Mr. Johnson folded his hands atop his desk. “This isn’t punishment.”
“It feels like punishment.”
“The Egyptian government specifically requested you.”
Evelyn laughed once in disbelief.
“That makes absolutely no sense.”
Mr. Johnson slid a file toward her.
The image clipped to the front showed a dark underground chamber lined with strange carvings. At the center stood a black sarcophagus covered in symbols unlike any known Egyptian dynasty.
Below the photo was a headline:
UNIDENTIFIED ROYAL TOMB DISCOVERED BENEATH THE VALLEY OF THE KINGS
Evelyn barely glanced at it.
“I don’t care.”
“You should.”
“No, I should be on a plane to Antarctica.”
Mr. Johnson’s expression hardened.
“You don’t get to choose your assignments.”
“And you don’t get to destroy my career because some politicians found another mummy.”
“That ‘mummy,’” he snapped, “may belong to a pharaoh erased from every historical record.”
Silence fell.
Evelyn crossed her arms.
“That’s impossible.”
“That’s what makes it important.”
He opened the file and turned several photographs toward her.
Walls covered in symbols no historian could identify.
Gold artifacts unlike anything catalogued before.
And one repeated image etched over and over into the stone:
An eye enclosed inside a perfect circle.
Something about it made Evelyn’s stomach twist.
“The tomb was hidden beneath collapsed tunnels,” Mr. Johnson continued. “No records. No dynasty markings. Nothing. It’s as if someone intentionally erased this ruler from history.”
Despite herself, curiosity flickered inside her.
Mr. Johnson noticed immediately.
“They requested someone with expertise in forgotten civilizations and funerary symbolism.”
Evelyn hated that he was right.
Still, anger burned hotter.
“You could send literally anyone else.”
“They asked for you by name.”
Her brows furrowed.
“Why?”
“We don’t know.”
A strange unease crawled up her spine.
Mr. Johnson leaned back in his chair.
“The plane leaves tomorrow morning.”
“I’m not going.”
“Yes, you are.”
“You can’t force me.”
“I can terminate your position.”
The words hit hard.
Evelyn stared at him.
Mr. Johnson softened slightly, though not enough to surrender.
“Look,” he said quietly, “I know how much Antarctica meant to you.

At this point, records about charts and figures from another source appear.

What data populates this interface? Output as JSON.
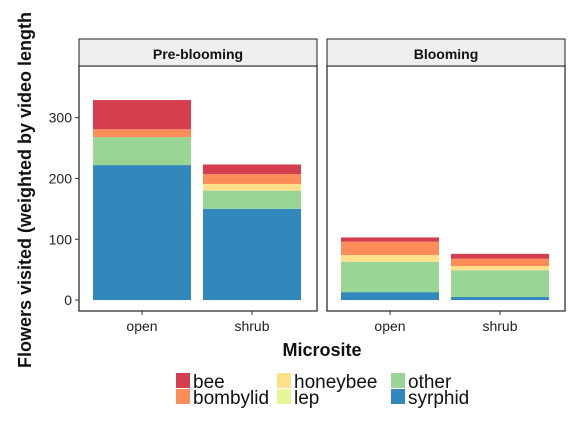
{
  "chart_data": {
    "type": "bar",
    "stacked": true,
    "xlabel": "Microsite",
    "ylabel": "Flowers visited (weighted by video length",
    "ylim": [
      -18,
      385
    ],
    "yticks": [
      0,
      100,
      200,
      300
    ],
    "categories": [
      "open",
      "shrub"
    ],
    "panels": [
      {
        "title": "Pre-blooming",
        "stacks": [
          {
            "category": "open",
            "segments": [
              {
                "series": "syrphid",
                "value": 222
              },
              {
                "series": "other",
                "value": 46
              },
              {
                "series": "lep",
                "value": 0
              },
              {
                "series": "honeybee",
                "value": 0
              },
              {
                "series": "bombylid",
                "value": 13
              },
              {
                "series": "bee",
                "value": 48
              }
            ]
          },
          {
            "category": "shrub",
            "segments": [
              {
                "series": "syrphid",
                "value": 150
              },
              {
                "series": "other",
                "value": 30
              },
              {
                "series": "lep",
                "value": 0
              },
              {
                "series": "honeybee",
                "value": 11
              },
              {
                "series": "bombylid",
                "value": 16
              },
              {
                "series": "bee",
                "value": 16
              }
            ]
          }
        ]
      },
      {
        "title": "Blooming",
        "stacks": [
          {
            "category": "open",
            "segments": [
              {
                "series": "syrphid",
                "value": 13
              },
              {
                "series": "other",
                "value": 50
              },
              {
                "series": "lep",
                "value": 0
              },
              {
                "series": "honeybee",
                "value": 11
              },
              {
                "series": "bombylid",
                "value": 22
              },
              {
                "series": "bee",
                "value": 7
              }
            ]
          },
          {
            "category": "shrub",
            "segments": [
              {
                "series": "syrphid",
                "value": 5
              },
              {
                "series": "other",
                "value": 44
              },
              {
                "series": "lep",
                "value": 0
              },
              {
                "series": "honeybee",
                "value": 7
              },
              {
                "series": "bombylid",
                "value": 12
              },
              {
                "series": "bee",
                "value": 8
              }
            ]
          }
        ]
      }
    ],
    "legend": {
      "position": "bottom",
      "items": [
        {
          "name": "bee",
          "color": "#d53e4f"
        },
        {
          "name": "bombylid",
          "color": "#fc8d59"
        },
        {
          "name": "honeybee",
          "color": "#fee08b"
        },
        {
          "name": "lep",
          "color": "#e6f598"
        },
        {
          "name": "other",
          "color": "#99d594"
        },
        {
          "name": "syrphid",
          "color": "#3288bd"
        }
      ]
    }
  }
}
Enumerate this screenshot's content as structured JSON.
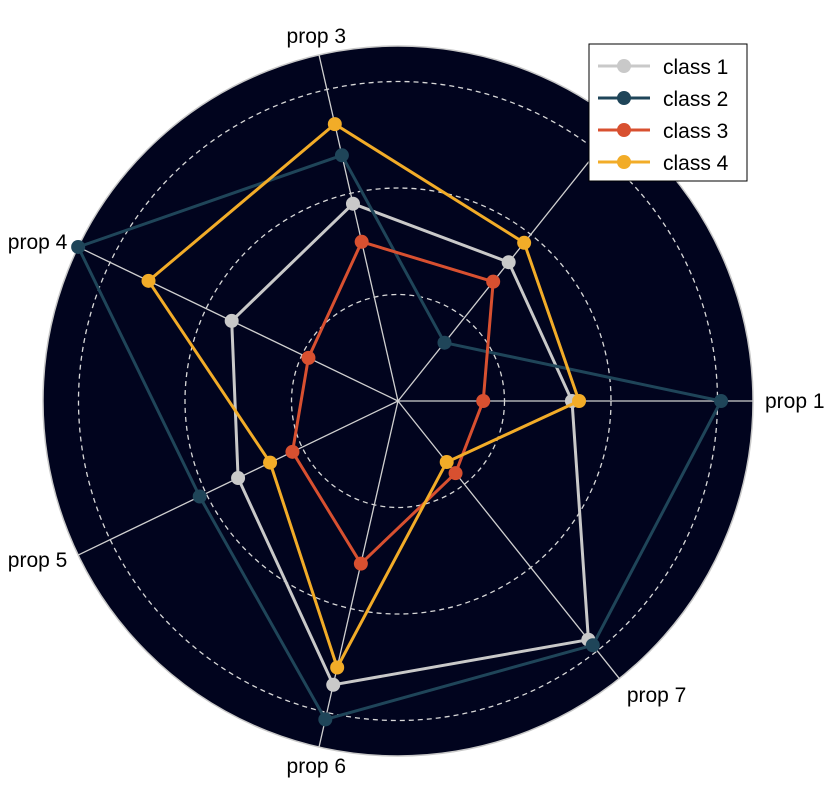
{
  "chart_data": {
    "type": "radar",
    "axes": [
      "prop 1",
      "",
      "prop 3",
      "prop 4",
      "prop 5",
      "prop 6",
      "prop 7"
    ],
    "rlim": [
      0,
      1
    ],
    "rgrid": [
      0.3,
      0.6,
      0.9
    ],
    "grid": true,
    "legend_position": "top-right",
    "background": "#01041e",
    "series": [
      {
        "name": "class 1",
        "color": "#c9c9c9",
        "values": [
          0.49,
          0.5,
          0.57,
          0.52,
          0.5,
          0.82,
          0.86
        ]
      },
      {
        "name": "class 2",
        "color": "#1f4559",
        "values": [
          0.91,
          0.21,
          0.71,
          1.0,
          0.62,
          0.92,
          0.88
        ]
      },
      {
        "name": "class 3",
        "color": "#d85030",
        "values": [
          0.24,
          0.43,
          0.46,
          0.28,
          0.33,
          0.47,
          0.26
        ]
      },
      {
        "name": "class 4",
        "color": "#f2ac28",
        "values": [
          0.51,
          0.57,
          0.8,
          0.78,
          0.4,
          0.77,
          0.22
        ]
      }
    ]
  }
}
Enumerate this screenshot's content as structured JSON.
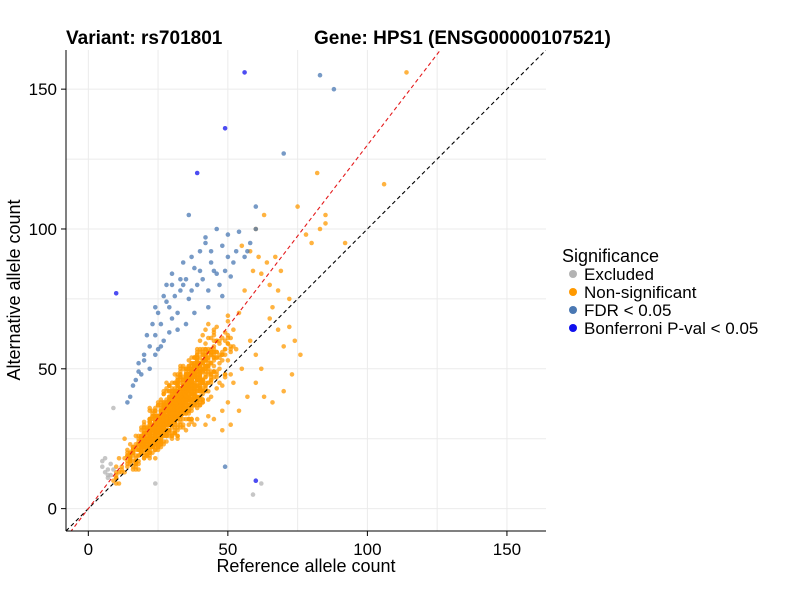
{
  "chart_data": {
    "type": "scatter",
    "title_left": "Variant: rs701801",
    "title_right": "Gene: HPS1 (ENSG00000107521)",
    "xlabel": "Reference allele count",
    "ylabel": "Alternative allele count",
    "xlim": [
      -8,
      164
    ],
    "ylim": [
      -8,
      164
    ],
    "xticks": [
      0,
      50,
      100,
      150
    ],
    "yticks": [
      0,
      50,
      100,
      150
    ],
    "x_tick_labels": [
      "0",
      "50",
      "100",
      "150"
    ],
    "y_tick_labels": [
      "0",
      "50",
      "100",
      "150"
    ],
    "grid": true,
    "reference_lines": [
      {
        "name": "identity",
        "slope": 1.0,
        "intercept": 0,
        "color": "#000000",
        "dash": "dashed"
      },
      {
        "name": "fit",
        "slope": 1.3,
        "intercept": 0,
        "color": "#e41a1c",
        "dash": "dashed"
      }
    ],
    "legend": {
      "title": "Significance",
      "position": "right",
      "entries": [
        {
          "label": "Excluded",
          "color": "#b3b3b3"
        },
        {
          "label": "Non-significant",
          "color": "#ff9900"
        },
        {
          "label": "FDR < 0.05",
          "color": "#4a78b3"
        },
        {
          "label": "Bonferroni P-val < 0.05",
          "color": "#1010ee"
        }
      ]
    },
    "series": [
      {
        "name": "Excluded",
        "color": "#b3b3b3",
        "points": [
          [
            5,
            15
          ],
          [
            6,
            13
          ],
          [
            7,
            12
          ],
          [
            6,
            18
          ],
          [
            8,
            16
          ],
          [
            7,
            11
          ],
          [
            9,
            14
          ],
          [
            8,
            12
          ],
          [
            24,
            9
          ],
          [
            59,
            5
          ],
          [
            62,
            9
          ],
          [
            9,
            36
          ],
          [
            5,
            17
          ],
          [
            7,
            14
          ]
        ]
      },
      {
        "name": "Non-significant",
        "color": "#ff9900",
        "cloud": {
          "count": 1500,
          "x_mean": 31,
          "x_sd": 7.5,
          "ratio_mean": 1.18,
          "ratio_sd": 0.13,
          "x_min": 9,
          "x_max": 75
        },
        "points": [
          [
            114,
            156
          ],
          [
            82,
            120
          ],
          [
            106,
            116
          ],
          [
            75,
            108
          ],
          [
            85,
            102
          ],
          [
            92,
            95
          ],
          [
            78,
            98
          ],
          [
            85,
            105
          ],
          [
            83,
            100
          ],
          [
            80,
            95
          ],
          [
            67,
            90
          ],
          [
            69,
            85
          ],
          [
            65,
            80
          ],
          [
            72,
            75
          ],
          [
            66,
            72
          ],
          [
            74,
            60
          ],
          [
            73,
            48
          ],
          [
            70,
            42
          ],
          [
            76,
            55
          ],
          [
            64,
            88
          ],
          [
            68,
            78
          ],
          [
            62,
            84
          ],
          [
            60,
            100
          ],
          [
            61,
            90
          ],
          [
            63,
            105
          ],
          [
            58,
            92
          ],
          [
            55,
            94
          ],
          [
            59,
            85
          ],
          [
            56,
            78
          ],
          [
            65,
            68
          ],
          [
            68,
            64
          ],
          [
            70,
            58
          ],
          [
            72,
            65
          ],
          [
            58,
            60
          ],
          [
            60,
            55
          ],
          [
            62,
            50
          ],
          [
            55,
            50
          ],
          [
            52,
            45
          ],
          [
            57,
            40
          ],
          [
            50,
            38
          ],
          [
            48,
            35
          ],
          [
            45,
            32
          ],
          [
            42,
            30
          ],
          [
            60,
            45
          ],
          [
            63,
            40
          ],
          [
            66,
            38
          ],
          [
            54,
            35
          ],
          [
            51,
            30
          ],
          [
            48,
            28
          ],
          [
            12,
            15
          ],
          [
            14,
            20
          ],
          [
            13,
            25
          ],
          [
            15,
            18
          ],
          [
            16,
            22
          ],
          [
            18,
            14
          ],
          [
            20,
            18
          ],
          [
            22,
            20
          ],
          [
            25,
            22
          ],
          [
            30,
            26
          ],
          [
            35,
            28
          ],
          [
            38,
            30
          ],
          [
            11,
            18
          ],
          [
            10,
            12
          ]
        ]
      },
      {
        "name": "FDR < 0.05",
        "color": "#4a78b3",
        "points": [
          [
            83,
            155
          ],
          [
            88,
            150
          ],
          [
            70,
            127
          ],
          [
            36,
            105
          ],
          [
            60,
            108
          ],
          [
            42,
            97
          ],
          [
            44,
            92
          ],
          [
            48,
            94
          ],
          [
            50,
            90
          ],
          [
            52,
            88
          ],
          [
            40,
            85
          ],
          [
            35,
            82
          ],
          [
            38,
            86
          ],
          [
            44,
            88
          ],
          [
            46,
            84
          ],
          [
            30,
            84
          ],
          [
            28,
            80
          ],
          [
            33,
            78
          ],
          [
            36,
            75
          ],
          [
            32,
            70
          ],
          [
            30,
            68
          ],
          [
            28,
            74
          ],
          [
            26,
            66
          ],
          [
            24,
            62
          ],
          [
            27,
            60
          ],
          [
            25,
            57
          ],
          [
            22,
            58
          ],
          [
            20,
            55
          ],
          [
            18,
            52
          ],
          [
            22,
            50
          ],
          [
            19,
            48
          ],
          [
            17,
            46
          ],
          [
            16,
            44
          ],
          [
            15,
            40
          ],
          [
            14,
            38
          ],
          [
            21,
            62
          ],
          [
            23,
            66
          ],
          [
            25,
            70
          ],
          [
            29,
            72
          ],
          [
            31,
            76
          ],
          [
            34,
            80
          ],
          [
            37,
            78
          ],
          [
            39,
            80
          ],
          [
            41,
            82
          ],
          [
            43,
            78
          ],
          [
            45,
            85
          ],
          [
            47,
            80
          ],
          [
            49,
            85
          ],
          [
            51,
            83
          ],
          [
            48,
            76
          ],
          [
            43,
            72
          ],
          [
            38,
            70
          ],
          [
            35,
            66
          ],
          [
            32,
            64
          ],
          [
            29,
            63
          ],
          [
            26,
            58
          ],
          [
            24,
            55
          ],
          [
            20,
            53
          ],
          [
            18,
            49
          ],
          [
            56,
            90
          ],
          [
            58,
            95
          ],
          [
            54,
            99
          ],
          [
            50,
            98
          ],
          [
            46,
            100
          ],
          [
            42,
            95
          ],
          [
            40,
            92
          ],
          [
            37,
            90
          ],
          [
            34,
            88
          ],
          [
            60,
            100
          ],
          [
            57,
            92
          ],
          [
            53,
            92
          ],
          [
            49,
            15
          ],
          [
            24,
            72
          ],
          [
            27,
            76
          ],
          [
            30,
            80
          ],
          [
            33,
            82
          ]
        ]
      },
      {
        "name": "Bonferroni P-val < 0.05",
        "color": "#1010ee",
        "points": [
          [
            56,
            156
          ],
          [
            49,
            136
          ],
          [
            39,
            120
          ],
          [
            10,
            77
          ],
          [
            60,
            10
          ]
        ]
      }
    ]
  }
}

But discoveries like this happen once in a lifetime.”
“You said that about the mammoth.”
“And now I’m saying it again.”
He pushed the file closer.
For a long moment Evelyn said nothing.
Then slowly… reluctantly… she picked it up.
The photograph on top showed the entrance of the tomb descending into darkness.
And for just a second—
she could have sworn the carved eye symbol was staring directly at her.